Demand for eco-friendly, “clean,” non-toxic makeup and beauty products has increased drastically in recent years as people become more aware of the hazardous ingredients that have been long-lurking in traditional lipstick and lotion. So while you may have once had to find a specialty shop or apothecary to buy products that met this demand, you can find countless beauty products with labels boasting “natural” and “clean” virtually anywhere from the drugstore shelf to the sparkly aisles of Sephora.
While this may seem like a great example of customer demand causing companies to change harmful practices and create more environmentally and health-responsible products, it’s not that simple; “green-washing” is rampant. What’s green-washing?
“Green-washing is when a product makes claims to be natural, eco-friendly, organic or environmentally conscious—when they aren’t any of those things—as a sales tactic,” clean beauty expert Jenny Duranski, owner and founder of Lena Rose Beauty, told Real Simple. “This can be done through the products’ descriptions or even the company name, or the use of images or packaging design that would make consumers believe the product is green.”
The issue, Duranski explained, is that these labels and claims don’t actually mean anything more than clever marketing unless the ingredients match the claims (and you will only be able to ensure this by reading labels carefully and knowing what you’re looking for.
Many brands have been guilty of green-washing
In fact, countless beauty brands have taken heat in recent years for deceptive marketing claims tied to their attempts at green-washing. While some have fallen victim to their fans calling them out on social media, others have even faced lawsuits. Clinique has always touted itself as hypoallergenic skincare, and cited the fact that they’re fragrance-free to prove it. But what they weren’t telling you is that up until recently, many of their products contained parabens, which are preservatives known to be among the most common allergens and skin irritants included in beauty products.
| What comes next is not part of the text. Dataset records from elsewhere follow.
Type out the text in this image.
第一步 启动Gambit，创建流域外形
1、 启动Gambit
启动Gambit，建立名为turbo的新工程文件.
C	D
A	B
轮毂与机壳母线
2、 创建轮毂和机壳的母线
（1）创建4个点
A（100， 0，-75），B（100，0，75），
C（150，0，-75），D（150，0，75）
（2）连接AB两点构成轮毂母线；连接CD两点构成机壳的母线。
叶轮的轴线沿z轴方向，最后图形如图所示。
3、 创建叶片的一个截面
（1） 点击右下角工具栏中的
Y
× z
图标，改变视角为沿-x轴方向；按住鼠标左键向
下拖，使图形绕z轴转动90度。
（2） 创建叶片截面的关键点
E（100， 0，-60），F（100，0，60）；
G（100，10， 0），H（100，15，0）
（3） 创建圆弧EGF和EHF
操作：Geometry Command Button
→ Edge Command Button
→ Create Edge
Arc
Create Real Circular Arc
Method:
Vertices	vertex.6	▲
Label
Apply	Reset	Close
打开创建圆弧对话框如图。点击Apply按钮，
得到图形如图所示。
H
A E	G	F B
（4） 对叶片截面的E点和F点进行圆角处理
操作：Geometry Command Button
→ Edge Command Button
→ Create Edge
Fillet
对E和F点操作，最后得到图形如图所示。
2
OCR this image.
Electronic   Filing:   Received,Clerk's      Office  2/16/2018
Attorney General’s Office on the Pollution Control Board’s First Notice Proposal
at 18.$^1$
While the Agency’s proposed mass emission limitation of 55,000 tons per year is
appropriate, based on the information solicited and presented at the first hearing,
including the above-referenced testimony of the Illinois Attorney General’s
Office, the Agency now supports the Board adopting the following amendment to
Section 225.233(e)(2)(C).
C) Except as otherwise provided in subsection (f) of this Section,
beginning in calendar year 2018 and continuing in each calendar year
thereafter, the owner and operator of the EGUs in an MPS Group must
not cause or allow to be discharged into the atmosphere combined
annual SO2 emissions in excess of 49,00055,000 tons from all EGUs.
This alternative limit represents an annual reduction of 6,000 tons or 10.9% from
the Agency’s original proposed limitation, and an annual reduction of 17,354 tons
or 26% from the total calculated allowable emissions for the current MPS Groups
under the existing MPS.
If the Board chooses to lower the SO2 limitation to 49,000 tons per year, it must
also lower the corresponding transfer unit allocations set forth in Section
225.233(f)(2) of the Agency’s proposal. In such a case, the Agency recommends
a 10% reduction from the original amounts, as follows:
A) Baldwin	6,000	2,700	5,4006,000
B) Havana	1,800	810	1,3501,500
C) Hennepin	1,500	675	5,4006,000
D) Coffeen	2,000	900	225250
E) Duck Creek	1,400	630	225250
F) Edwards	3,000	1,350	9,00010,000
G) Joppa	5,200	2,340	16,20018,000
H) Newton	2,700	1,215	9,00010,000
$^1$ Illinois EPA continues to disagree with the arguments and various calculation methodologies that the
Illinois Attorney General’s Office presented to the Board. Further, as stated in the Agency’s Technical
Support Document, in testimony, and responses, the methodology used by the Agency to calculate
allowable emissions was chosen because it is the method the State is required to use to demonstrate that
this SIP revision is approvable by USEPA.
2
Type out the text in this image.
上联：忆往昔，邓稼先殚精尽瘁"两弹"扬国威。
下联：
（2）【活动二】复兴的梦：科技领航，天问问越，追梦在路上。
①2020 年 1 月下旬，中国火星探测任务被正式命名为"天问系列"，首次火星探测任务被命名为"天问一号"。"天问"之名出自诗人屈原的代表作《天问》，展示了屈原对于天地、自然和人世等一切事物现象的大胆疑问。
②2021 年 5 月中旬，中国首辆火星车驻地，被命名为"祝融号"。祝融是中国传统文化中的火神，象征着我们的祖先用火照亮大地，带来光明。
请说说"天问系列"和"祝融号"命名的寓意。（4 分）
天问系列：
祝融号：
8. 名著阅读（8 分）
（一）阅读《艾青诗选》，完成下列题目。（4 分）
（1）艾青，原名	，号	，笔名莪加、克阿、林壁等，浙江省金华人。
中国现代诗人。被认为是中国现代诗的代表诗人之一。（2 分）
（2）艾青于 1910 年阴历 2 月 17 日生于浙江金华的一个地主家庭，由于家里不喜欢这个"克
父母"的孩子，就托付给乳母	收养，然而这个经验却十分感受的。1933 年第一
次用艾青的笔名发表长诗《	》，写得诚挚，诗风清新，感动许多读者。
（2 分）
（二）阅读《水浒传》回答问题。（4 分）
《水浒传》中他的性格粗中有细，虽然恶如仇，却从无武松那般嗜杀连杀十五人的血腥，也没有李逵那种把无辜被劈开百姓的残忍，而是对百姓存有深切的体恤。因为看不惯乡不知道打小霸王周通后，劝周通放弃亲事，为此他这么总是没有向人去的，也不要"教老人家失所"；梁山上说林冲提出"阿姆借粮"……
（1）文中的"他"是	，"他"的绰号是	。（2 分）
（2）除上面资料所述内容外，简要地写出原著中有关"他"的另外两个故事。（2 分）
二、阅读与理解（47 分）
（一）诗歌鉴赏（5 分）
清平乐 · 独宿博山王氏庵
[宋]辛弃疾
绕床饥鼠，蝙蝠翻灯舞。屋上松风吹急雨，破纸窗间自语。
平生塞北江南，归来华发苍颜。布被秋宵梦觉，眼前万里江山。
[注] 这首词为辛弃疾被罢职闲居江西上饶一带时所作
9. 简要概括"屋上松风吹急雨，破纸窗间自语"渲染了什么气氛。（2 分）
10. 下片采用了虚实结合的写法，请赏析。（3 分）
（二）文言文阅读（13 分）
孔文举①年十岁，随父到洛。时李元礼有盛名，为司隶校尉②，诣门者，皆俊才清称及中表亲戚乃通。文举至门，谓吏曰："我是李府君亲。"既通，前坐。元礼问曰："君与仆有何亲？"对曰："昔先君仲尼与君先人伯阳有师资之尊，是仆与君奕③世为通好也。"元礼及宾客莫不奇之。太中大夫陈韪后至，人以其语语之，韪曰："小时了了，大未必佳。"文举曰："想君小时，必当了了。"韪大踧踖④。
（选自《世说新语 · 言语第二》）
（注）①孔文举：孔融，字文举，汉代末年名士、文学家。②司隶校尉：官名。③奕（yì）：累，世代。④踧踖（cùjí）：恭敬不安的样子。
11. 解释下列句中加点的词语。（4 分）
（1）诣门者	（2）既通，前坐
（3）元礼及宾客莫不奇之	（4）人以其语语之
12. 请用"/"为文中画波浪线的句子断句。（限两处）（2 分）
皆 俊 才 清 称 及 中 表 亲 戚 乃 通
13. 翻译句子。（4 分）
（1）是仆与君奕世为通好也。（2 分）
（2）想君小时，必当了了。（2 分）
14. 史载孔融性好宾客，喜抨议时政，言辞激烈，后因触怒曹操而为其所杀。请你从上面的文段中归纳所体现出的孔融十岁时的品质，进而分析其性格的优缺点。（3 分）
After being called out for this by their customers, Clinique is now completely paraben-free (via Refinery29).
Similarly, social media powerhouse and much-loved brand Tarte, which touts itself as a line of “high-performance naturals,” came under scrutiny when it faced a lawsuit for claiming its products were natural when they actually contained multiple synthetic ingredients. The lawsuit settled in 2020, and the company had to pay $1.7 million for false advertising, though it has not admitted to any wrongdoing. And yes, many of those synthetic ingredients like butylene glycol, glycerin, and phenoxyethanol are still found in some of the brand’s products (via topclassactions.com).
So, what can you do as a consumer?
What makes this tricky is that just reading labels with claims of being “natural” won’t cut it if you’re trying to find products that are actually natural. That’s because these labels aren’t regulated by any government or industry regulatory body. “The U.S. skincare and beauty industry is worth about $100 billion, yet is remarkably under-regulated. Brands regulate themselves, for the most part,” Annie Jackson, co-founder and COO of Credo Beauty, told Real Simple.
Credo explained to the magazine, “There are no legal definitions for natural, naturally derived, renewable, sustainable, synthetic, and the like, and there’s a lack of oversight to hold brands accountable for backing up these claims.” So really, all you can do is read labels and know what to look for. If you have topical allergies to synthetic fragrance or parabens, for instance, it’s best to read an entire label to make sure a given product is free of these ingredients.
Recognizing this problem, some beauty retailers have come up with standards of their own, like Sephora, which slaps a “Clean at Sephora” label onto products that meet its own regulatory criteria. This can help shoppers, but doing your own in-depth research is the safest bet. You can also look up virtually any product on the Environmental Working Group’s Skin Deep database or use their smartphone app to quickly see how a product rates with regard to toxicity.